Und schließlich dürfte auch die Schlussphase eine kleine Warnung an Anfangs Mannschaft sein. Pauli war in der Lage, dem FC das eigene Spiel aufzuzwingen. Durch Standards, aber auch durch hohes Pressing und ein großes Risiko. Köln war kaum einmal mehr in der Liga sich länger zu befreien. Außer Kontern blieb dem FC nichts anderes übrig als mit Mann und Maus die knappe Führung zu verteidigen. Die Dominanz, die Anfang eigentlich sehen will, war zu diesem Zeitpunkt dahin. Am Ende ging es gut, über den 4:4-Ausgleich hätten sich die Geissböcke aber auch nicht beschweren können. Es bleibt die Lehre aus dem Spiel, dass die Defensive anfällig ist. Und das nicht nur, weil Köln in dieser Saison sehr offensiv denkt.

So geht es weiter

Weiter geht es erst wieder nach der Länderspielpause am 16. September mit dem Heimspiel gegen Aufsteiger Paderborn. Der Sport-Club liegt mit fünf Punkten auf Rang zehn, hat nur eines seiner ersten vier Spiele verloren und kommt mit der Empfehlung von 90 (!) erzielten Toren aus der vergangenen Drittliga-Saison nach Köln. Die Geissböcke werden also keinen gewöhnlichen Aufsteiger im RheinEnergieStadion empfangen, sondern das Team eines offensiv denkenden Trainers Steffen Baumgart, seines Zeichens einstiger Bundesliga-Stürmer.

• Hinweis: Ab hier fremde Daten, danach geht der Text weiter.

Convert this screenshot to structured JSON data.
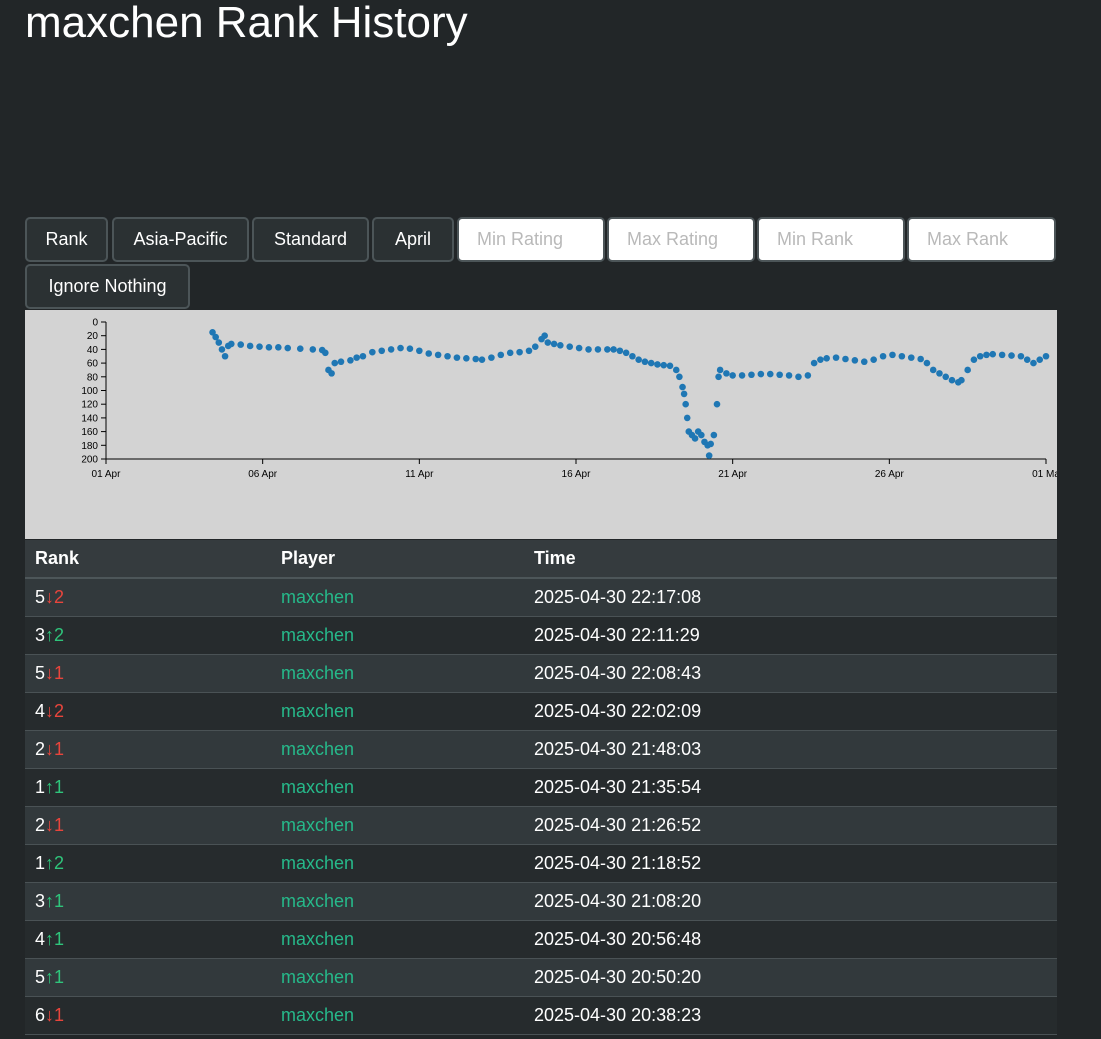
{
  "page": {
    "title": "maxchen Rank History"
  },
  "controls": {
    "buttons": [
      {
        "label": "Rank"
      },
      {
        "label": "Asia-Pacific"
      },
      {
        "label": "Standard"
      },
      {
        "label": "April"
      }
    ],
    "inputs": [
      {
        "placeholder": "Min Rating"
      },
      {
        "placeholder": "Max Rating"
      },
      {
        "placeholder": "Min Rank"
      },
      {
        "placeholder": "Max Rank"
      }
    ],
    "ignore_label": "Ignore Nothing"
  },
  "chart_data": {
    "type": "scatter",
    "x_ticks": [
      "01 Apr",
      "06 Apr",
      "11 Apr",
      "16 Apr",
      "21 Apr",
      "26 Apr",
      "01 Ma"
    ],
    "y_ticks": [
      0,
      20,
      40,
      60,
      80,
      100,
      120,
      140,
      160,
      180,
      200
    ],
    "ylim": [
      0,
      200
    ],
    "y_inverted": true,
    "xlim_days": [
      0,
      30
    ],
    "point_color": "#1f77b4",
    "grid": false,
    "series": [
      {
        "points": [
          [
            3.4,
            15
          ],
          [
            3.5,
            22
          ],
          [
            3.6,
            30
          ],
          [
            3.7,
            40
          ],
          [
            3.8,
            50
          ],
          [
            3.9,
            35
          ],
          [
            4.0,
            32
          ],
          [
            4.3,
            33
          ],
          [
            4.6,
            35
          ],
          [
            4.9,
            36
          ],
          [
            5.2,
            37
          ],
          [
            5.5,
            37
          ],
          [
            5.8,
            38
          ],
          [
            6.2,
            39
          ],
          [
            6.6,
            40
          ],
          [
            6.9,
            41
          ],
          [
            7.0,
            45
          ],
          [
            7.1,
            70
          ],
          [
            7.2,
            75
          ],
          [
            7.3,
            60
          ],
          [
            7.5,
            58
          ],
          [
            7.8,
            56
          ],
          [
            8.0,
            52
          ],
          [
            8.2,
            50
          ],
          [
            8.5,
            44
          ],
          [
            8.8,
            42
          ],
          [
            9.1,
            40
          ],
          [
            9.4,
            38
          ],
          [
            9.7,
            39
          ],
          [
            10.0,
            42
          ],
          [
            10.3,
            46
          ],
          [
            10.6,
            48
          ],
          [
            10.9,
            50
          ],
          [
            11.2,
            52
          ],
          [
            11.5,
            53
          ],
          [
            11.8,
            54
          ],
          [
            12.0,
            55
          ],
          [
            12.3,
            52
          ],
          [
            12.6,
            48
          ],
          [
            12.9,
            45
          ],
          [
            13.2,
            44
          ],
          [
            13.5,
            42
          ],
          [
            13.7,
            36
          ],
          [
            13.9,
            25
          ],
          [
            14.0,
            20
          ],
          [
            14.1,
            30
          ],
          [
            14.3,
            32
          ],
          [
            14.5,
            34
          ],
          [
            14.8,
            36
          ],
          [
            15.1,
            38
          ],
          [
            15.4,
            40
          ],
          [
            15.7,
            40
          ],
          [
            16.0,
            40
          ],
          [
            16.2,
            40
          ],
          [
            16.4,
            42
          ],
          [
            16.6,
            45
          ],
          [
            16.8,
            50
          ],
          [
            17.0,
            55
          ],
          [
            17.2,
            58
          ],
          [
            17.4,
            60
          ],
          [
            17.6,
            62
          ],
          [
            17.8,
            63
          ],
          [
            18.0,
            64
          ],
          [
            18.2,
            70
          ],
          [
            18.3,
            80
          ],
          [
            18.4,
            95
          ],
          [
            18.45,
            105
          ],
          [
            18.5,
            120
          ],
          [
            18.55,
            140
          ],
          [
            18.6,
            160
          ],
          [
            18.7,
            165
          ],
          [
            18.8,
            170
          ],
          [
            18.9,
            160
          ],
          [
            19.0,
            165
          ],
          [
            19.1,
            175
          ],
          [
            19.2,
            180
          ],
          [
            19.25,
            195
          ],
          [
            19.3,
            178
          ],
          [
            19.4,
            165
          ],
          [
            19.5,
            120
          ],
          [
            19.55,
            80
          ],
          [
            19.6,
            70
          ],
          [
            19.8,
            75
          ],
          [
            20.0,
            78
          ],
          [
            20.3,
            78
          ],
          [
            20.6,
            77
          ],
          [
            20.9,
            76
          ],
          [
            21.2,
            76
          ],
          [
            21.5,
            77
          ],
          [
            21.8,
            78
          ],
          [
            22.1,
            80
          ],
          [
            22.4,
            78
          ],
          [
            22.6,
            60
          ],
          [
            22.8,
            55
          ],
          [
            23.0,
            53
          ],
          [
            23.3,
            52
          ],
          [
            23.6,
            54
          ],
          [
            23.9,
            56
          ],
          [
            24.2,
            58
          ],
          [
            24.5,
            55
          ],
          [
            24.8,
            50
          ],
          [
            25.1,
            48
          ],
          [
            25.4,
            50
          ],
          [
            25.7,
            52
          ],
          [
            26.0,
            54
          ],
          [
            26.2,
            60
          ],
          [
            26.4,
            70
          ],
          [
            26.6,
            75
          ],
          [
            26.8,
            80
          ],
          [
            27.0,
            85
          ],
          [
            27.2,
            88
          ],
          [
            27.3,
            85
          ],
          [
            27.5,
            70
          ],
          [
            27.7,
            55
          ],
          [
            27.9,
            50
          ],
          [
            28.1,
            48
          ],
          [
            28.3,
            47
          ],
          [
            28.6,
            48
          ],
          [
            28.9,
            49
          ],
          [
            29.2,
            50
          ],
          [
            29.4,
            55
          ],
          [
            29.6,
            60
          ],
          [
            29.8,
            55
          ],
          [
            30.0,
            50
          ]
        ]
      }
    ]
  },
  "table": {
    "headers": {
      "rank": "Rank",
      "player": "Player",
      "time": "Time"
    },
    "rows": [
      {
        "rank": "5",
        "arrow": "↓",
        "delta": "2",
        "dir": "down",
        "player": "maxchen",
        "time": "2025-04-30 22:17:08"
      },
      {
        "rank": "3",
        "arrow": "↑",
        "delta": "2",
        "dir": "up",
        "player": "maxchen",
        "time": "2025-04-30 22:11:29"
      },
      {
        "rank": "5",
        "arrow": "↓",
        "delta": "1",
        "dir": "down",
        "player": "maxchen",
        "time": "2025-04-30 22:08:43"
      },
      {
        "rank": "4",
        "arrow": "↓",
        "delta": "2",
        "dir": "down",
        "player": "maxchen",
        "time": "2025-04-30 22:02:09"
      },
      {
        "rank": "2",
        "arrow": "↓",
        "delta": "1",
        "dir": "down",
        "player": "maxchen",
        "time": "2025-04-30 21:48:03"
      },
      {
        "rank": "1",
        "arrow": "↑",
        "delta": "1",
        "dir": "up",
        "player": "maxchen",
        "time": "2025-04-30 21:35:54"
      },
      {
        "rank": "2",
        "arrow": "↓",
        "delta": "1",
        "dir": "down",
        "player": "maxchen",
        "time": "2025-04-30 21:26:52"
      },
      {
        "rank": "1",
        "arrow": "↑",
        "delta": "2",
        "dir": "up",
        "player": "maxchen",
        "time": "2025-04-30 21:18:52"
      },
      {
        "rank": "3",
        "arrow": "↑",
        "delta": "1",
        "dir": "up",
        "player": "maxchen",
        "time": "2025-04-30 21:08:20"
      },
      {
        "rank": "4",
        "arrow": "↑",
        "delta": "1",
        "dir": "up",
        "player": "maxchen",
        "time": "2025-04-30 20:56:48"
      },
      {
        "rank": "5",
        "arrow": "↑",
        "delta": "1",
        "dir": "up",
        "player": "maxchen",
        "time": "2025-04-30 20:50:20"
      },
      {
        "rank": "6",
        "arrow": "↓",
        "delta": "1",
        "dir": "down",
        "player": "maxchen",
        "time": "2025-04-30 20:38:23"
      }
    ]
  }
}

Bis dahin werden Markus Anfang und seine Spieler an den Stärken und Schwächen der letzten Wochen arbeiten. Insbesondere sollen sich am Donnerstagabend im Testspiel beim SV Wehen Wiesbaden jene Spieler empfehlen, die bislang noch keine große Rolle spielen konnten. Simon Zoller trainierte dafür beispielsweise am Montag bereits individuell am Geißbockheim und übte an seinem Torabschluss. Aber auch andere Spieler wie Jhon Cordoba, Vincent Koziello oder die beiden Rechtsverteidiger Benno Schmitz und Matthias Bader werden froh sein, sich im Wettkampf beweisen zu können.